Ainda presa em seus pensamentos, sentiu o coração disparar quando sua porta se abriu e lá estava uma mão enluvada estendida em sua direção. Ela podia jurar que havia uma arma apontada para ela entre aqueles dedos. E, intuitivamente, encolheu-se no assento do automóvel.

Apenas sentiu-se confortável para deixar seu refúgio quando o motorista se abaixou para conferir como ela estava.

A passageira agarrou a mão envolta por couro negro e desceu, finalmente, mas ficara incomodada com a atenção que aquela cena atraía. Não era uma celebridade, mas as pessoas em volta a tratavam como uma, mostrando a necessidade dos moradores daquele lugar de serem vistos, visitados por alguém com condições de distraí-los de sua vida miserável.

Ajeitou o cabelo com uma das mãos, na tentativa de despertar-se de vez do surto alucinógeno recente, e acompanhou o parceiro, que lembrava a um magnata com sua vestimenta impecável e alva, um coronel da Primeira República, sempre agarrada ao "tesouro", como uma leoa à presa, até o interior do estabelecimento cheirando a graxa, óleo e gasolina.

Um rapaz negro e franzino demais, na opinião de Thalita, para ser um mecânico aproximou-se do casal, limpava a graxa das mãos em uma estopa ainda mais suja que a parte do membro superior esfregada displicentemente com ela. Cumprimentou-os a uma distância considerável e indicou os fundos da oficina.

Para o que parecia ser seu escritório.

— Em que posso ajudá-los? — perguntou, pouco antes de sentar-se e indicar os acentos de madeira à frente de sua mesa, duas cadeiras velhas que mais pareciam peças retiradas de uma cozinha após anos de uso e maus-tratos.

— Quero falar com o Zeca, ele está? — exigiu o sujeito vestido de branco, parado no mesmo local desde que entrou naquele cômodo apertado, como se aquilo fizesse parte do ritual.

— Por que não disse antes!? — celebrou o rapaz, mas de uma forma forçada, ensaiada.

Porém, quando ele enfiou a mão sob o tampo da mesa, Thalita o viu pegar uma arma e apontar para eles, por baixo do móvel.

A garota recuou uns dois passos, diante da surpresa, sendo amparada mais uma vez por seu companheiro, que a livrou de se sujar na parede engraxada atrás deles.

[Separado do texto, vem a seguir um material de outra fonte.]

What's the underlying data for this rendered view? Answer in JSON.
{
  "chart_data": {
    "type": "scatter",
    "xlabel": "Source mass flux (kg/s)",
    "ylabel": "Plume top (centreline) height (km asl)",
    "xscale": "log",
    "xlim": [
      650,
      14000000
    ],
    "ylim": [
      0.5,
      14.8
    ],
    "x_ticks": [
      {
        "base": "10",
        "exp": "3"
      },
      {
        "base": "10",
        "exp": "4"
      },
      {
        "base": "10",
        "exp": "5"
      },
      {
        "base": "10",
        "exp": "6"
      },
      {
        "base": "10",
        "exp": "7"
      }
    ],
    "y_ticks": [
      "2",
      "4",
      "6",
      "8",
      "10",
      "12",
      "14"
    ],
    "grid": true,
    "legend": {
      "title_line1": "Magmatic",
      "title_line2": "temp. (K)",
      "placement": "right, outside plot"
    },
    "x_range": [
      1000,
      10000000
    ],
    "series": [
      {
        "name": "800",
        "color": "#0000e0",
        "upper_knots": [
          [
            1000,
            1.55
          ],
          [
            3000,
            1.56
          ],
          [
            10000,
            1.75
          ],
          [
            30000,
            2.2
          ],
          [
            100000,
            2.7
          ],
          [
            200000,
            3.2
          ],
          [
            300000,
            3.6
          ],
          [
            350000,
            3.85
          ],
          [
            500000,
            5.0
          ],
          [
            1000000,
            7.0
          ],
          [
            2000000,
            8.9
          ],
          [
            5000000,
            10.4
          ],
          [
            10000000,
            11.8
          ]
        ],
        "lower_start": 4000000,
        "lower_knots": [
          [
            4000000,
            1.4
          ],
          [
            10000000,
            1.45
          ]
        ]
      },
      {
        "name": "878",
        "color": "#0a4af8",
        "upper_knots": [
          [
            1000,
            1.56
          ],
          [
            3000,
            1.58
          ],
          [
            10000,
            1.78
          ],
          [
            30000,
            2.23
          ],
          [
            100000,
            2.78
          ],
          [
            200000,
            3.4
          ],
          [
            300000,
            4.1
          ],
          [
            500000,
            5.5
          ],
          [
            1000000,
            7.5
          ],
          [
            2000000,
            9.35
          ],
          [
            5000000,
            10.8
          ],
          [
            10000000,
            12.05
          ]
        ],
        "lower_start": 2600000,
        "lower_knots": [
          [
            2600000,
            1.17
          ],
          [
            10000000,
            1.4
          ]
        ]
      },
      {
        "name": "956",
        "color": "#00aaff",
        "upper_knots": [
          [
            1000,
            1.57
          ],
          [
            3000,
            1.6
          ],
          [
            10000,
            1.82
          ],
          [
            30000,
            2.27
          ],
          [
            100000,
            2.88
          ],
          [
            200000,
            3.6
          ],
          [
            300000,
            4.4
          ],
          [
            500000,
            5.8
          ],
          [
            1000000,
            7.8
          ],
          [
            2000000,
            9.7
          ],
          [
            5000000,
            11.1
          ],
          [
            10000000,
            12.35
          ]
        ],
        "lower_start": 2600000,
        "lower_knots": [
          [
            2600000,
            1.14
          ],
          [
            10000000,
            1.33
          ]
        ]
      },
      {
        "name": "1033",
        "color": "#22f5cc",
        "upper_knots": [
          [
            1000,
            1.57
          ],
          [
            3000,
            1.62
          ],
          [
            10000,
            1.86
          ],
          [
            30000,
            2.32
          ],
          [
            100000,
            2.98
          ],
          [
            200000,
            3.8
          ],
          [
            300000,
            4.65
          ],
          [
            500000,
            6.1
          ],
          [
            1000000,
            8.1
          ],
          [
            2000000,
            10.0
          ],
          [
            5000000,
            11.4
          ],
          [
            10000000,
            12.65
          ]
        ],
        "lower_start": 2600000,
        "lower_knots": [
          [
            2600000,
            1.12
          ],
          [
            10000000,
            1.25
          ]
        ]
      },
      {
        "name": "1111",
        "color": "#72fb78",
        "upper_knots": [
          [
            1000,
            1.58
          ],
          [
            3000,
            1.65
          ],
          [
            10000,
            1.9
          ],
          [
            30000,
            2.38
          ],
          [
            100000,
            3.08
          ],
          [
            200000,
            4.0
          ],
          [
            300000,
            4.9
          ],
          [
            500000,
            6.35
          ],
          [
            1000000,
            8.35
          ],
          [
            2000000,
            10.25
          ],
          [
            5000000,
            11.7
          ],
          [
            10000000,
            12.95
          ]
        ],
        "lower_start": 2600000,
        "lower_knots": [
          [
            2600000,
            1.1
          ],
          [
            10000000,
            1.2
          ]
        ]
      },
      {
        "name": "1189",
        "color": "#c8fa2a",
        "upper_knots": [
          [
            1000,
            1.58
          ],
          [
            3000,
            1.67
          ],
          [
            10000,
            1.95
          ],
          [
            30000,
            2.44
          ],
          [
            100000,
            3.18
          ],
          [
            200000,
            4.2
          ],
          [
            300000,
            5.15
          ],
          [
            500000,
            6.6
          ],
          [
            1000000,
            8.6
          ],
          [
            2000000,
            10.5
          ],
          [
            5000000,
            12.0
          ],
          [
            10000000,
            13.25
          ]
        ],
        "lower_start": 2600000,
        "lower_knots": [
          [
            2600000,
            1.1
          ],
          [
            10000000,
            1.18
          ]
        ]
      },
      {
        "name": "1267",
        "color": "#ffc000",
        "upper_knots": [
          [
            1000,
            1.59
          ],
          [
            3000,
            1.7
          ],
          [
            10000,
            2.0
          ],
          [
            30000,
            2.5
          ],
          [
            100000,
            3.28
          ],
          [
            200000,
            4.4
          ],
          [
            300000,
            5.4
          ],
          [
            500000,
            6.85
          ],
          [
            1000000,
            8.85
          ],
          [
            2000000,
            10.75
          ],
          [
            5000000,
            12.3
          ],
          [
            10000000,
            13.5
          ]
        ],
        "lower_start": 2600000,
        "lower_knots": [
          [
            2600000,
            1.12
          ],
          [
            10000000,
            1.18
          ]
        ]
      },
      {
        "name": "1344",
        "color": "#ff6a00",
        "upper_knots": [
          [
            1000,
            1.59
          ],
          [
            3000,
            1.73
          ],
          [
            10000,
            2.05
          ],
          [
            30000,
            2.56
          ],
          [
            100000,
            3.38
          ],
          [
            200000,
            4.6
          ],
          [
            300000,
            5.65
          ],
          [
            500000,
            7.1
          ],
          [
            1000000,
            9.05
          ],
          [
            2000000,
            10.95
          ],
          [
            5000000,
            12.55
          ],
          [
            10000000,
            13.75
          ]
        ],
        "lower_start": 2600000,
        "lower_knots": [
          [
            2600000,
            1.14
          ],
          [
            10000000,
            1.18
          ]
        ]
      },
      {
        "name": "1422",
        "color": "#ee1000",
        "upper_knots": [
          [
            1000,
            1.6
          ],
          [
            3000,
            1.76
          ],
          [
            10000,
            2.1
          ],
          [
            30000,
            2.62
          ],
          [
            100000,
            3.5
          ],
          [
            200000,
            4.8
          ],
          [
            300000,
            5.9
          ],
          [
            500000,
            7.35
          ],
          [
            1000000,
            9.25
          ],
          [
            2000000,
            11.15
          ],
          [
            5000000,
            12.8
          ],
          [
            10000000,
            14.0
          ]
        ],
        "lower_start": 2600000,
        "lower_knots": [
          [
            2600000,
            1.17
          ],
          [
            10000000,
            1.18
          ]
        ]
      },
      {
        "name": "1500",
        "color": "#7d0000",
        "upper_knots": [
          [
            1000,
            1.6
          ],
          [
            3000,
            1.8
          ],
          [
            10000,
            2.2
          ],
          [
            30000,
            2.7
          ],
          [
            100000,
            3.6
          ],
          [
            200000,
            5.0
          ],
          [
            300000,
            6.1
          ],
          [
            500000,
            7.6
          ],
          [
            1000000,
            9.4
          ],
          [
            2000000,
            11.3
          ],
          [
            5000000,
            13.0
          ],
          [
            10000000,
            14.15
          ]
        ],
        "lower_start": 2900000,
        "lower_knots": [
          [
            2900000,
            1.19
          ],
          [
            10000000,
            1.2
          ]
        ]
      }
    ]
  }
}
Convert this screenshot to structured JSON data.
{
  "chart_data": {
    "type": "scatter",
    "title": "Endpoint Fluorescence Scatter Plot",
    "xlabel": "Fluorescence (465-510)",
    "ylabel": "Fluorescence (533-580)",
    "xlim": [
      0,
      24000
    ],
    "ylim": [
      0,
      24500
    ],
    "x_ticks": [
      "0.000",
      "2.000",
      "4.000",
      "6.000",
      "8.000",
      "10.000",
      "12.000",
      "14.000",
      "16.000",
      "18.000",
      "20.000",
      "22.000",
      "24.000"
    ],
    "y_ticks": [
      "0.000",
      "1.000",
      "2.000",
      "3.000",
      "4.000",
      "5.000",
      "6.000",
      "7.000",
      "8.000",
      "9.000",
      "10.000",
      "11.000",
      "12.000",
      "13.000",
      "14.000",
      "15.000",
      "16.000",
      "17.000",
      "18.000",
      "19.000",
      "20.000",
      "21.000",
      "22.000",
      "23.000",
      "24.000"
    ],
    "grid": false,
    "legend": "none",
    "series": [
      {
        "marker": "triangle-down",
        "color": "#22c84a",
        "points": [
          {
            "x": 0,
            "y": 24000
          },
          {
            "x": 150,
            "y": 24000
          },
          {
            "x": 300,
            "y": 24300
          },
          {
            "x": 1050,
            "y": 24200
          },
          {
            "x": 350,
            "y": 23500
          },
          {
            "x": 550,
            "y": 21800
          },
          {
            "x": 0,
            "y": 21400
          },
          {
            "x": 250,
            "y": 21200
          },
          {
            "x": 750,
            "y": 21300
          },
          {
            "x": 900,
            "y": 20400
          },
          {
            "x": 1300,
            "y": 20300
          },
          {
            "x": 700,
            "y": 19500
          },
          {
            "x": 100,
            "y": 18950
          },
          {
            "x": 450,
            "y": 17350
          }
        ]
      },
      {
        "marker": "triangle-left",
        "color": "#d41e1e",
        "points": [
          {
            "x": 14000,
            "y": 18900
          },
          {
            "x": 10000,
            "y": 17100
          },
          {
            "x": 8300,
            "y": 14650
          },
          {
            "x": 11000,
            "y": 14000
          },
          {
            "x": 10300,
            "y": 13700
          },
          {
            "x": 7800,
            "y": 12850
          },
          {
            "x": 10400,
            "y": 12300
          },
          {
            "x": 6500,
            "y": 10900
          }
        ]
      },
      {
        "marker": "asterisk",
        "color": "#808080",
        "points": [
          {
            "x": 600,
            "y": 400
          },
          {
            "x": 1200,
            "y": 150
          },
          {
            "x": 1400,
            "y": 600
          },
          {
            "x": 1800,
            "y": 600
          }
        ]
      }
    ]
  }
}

Contrariando o preconceito da moça branca de classe média-alta, apenas o som de ar vazando violentamente penetrou o ambiente, não o de disparos de uma pistola imaginária. Instantes depois, a parede de tijolos e concreto se abriu, revelando-se ser uma passagem secreta. Na verdade, tratava-se de uma lâmina de metal pintada para se parecer com a parede de tijolos. Um truque simples de camuflagem, mas que se mostrava bem eficiente por sinal.

Com a mão logo acima do quadril de Thalita, a qual permanecera ali desde o espasmo da garota, o sujeito de branco a conduziu para a abertura.

Assim que o casal adentrou o túnel, o jovem mecânico enfiou a mão novamente sob a mesa e pressionou o mecanismo uma segunda vez. O som característico de um compressor de ar ecoou e a parede se refez.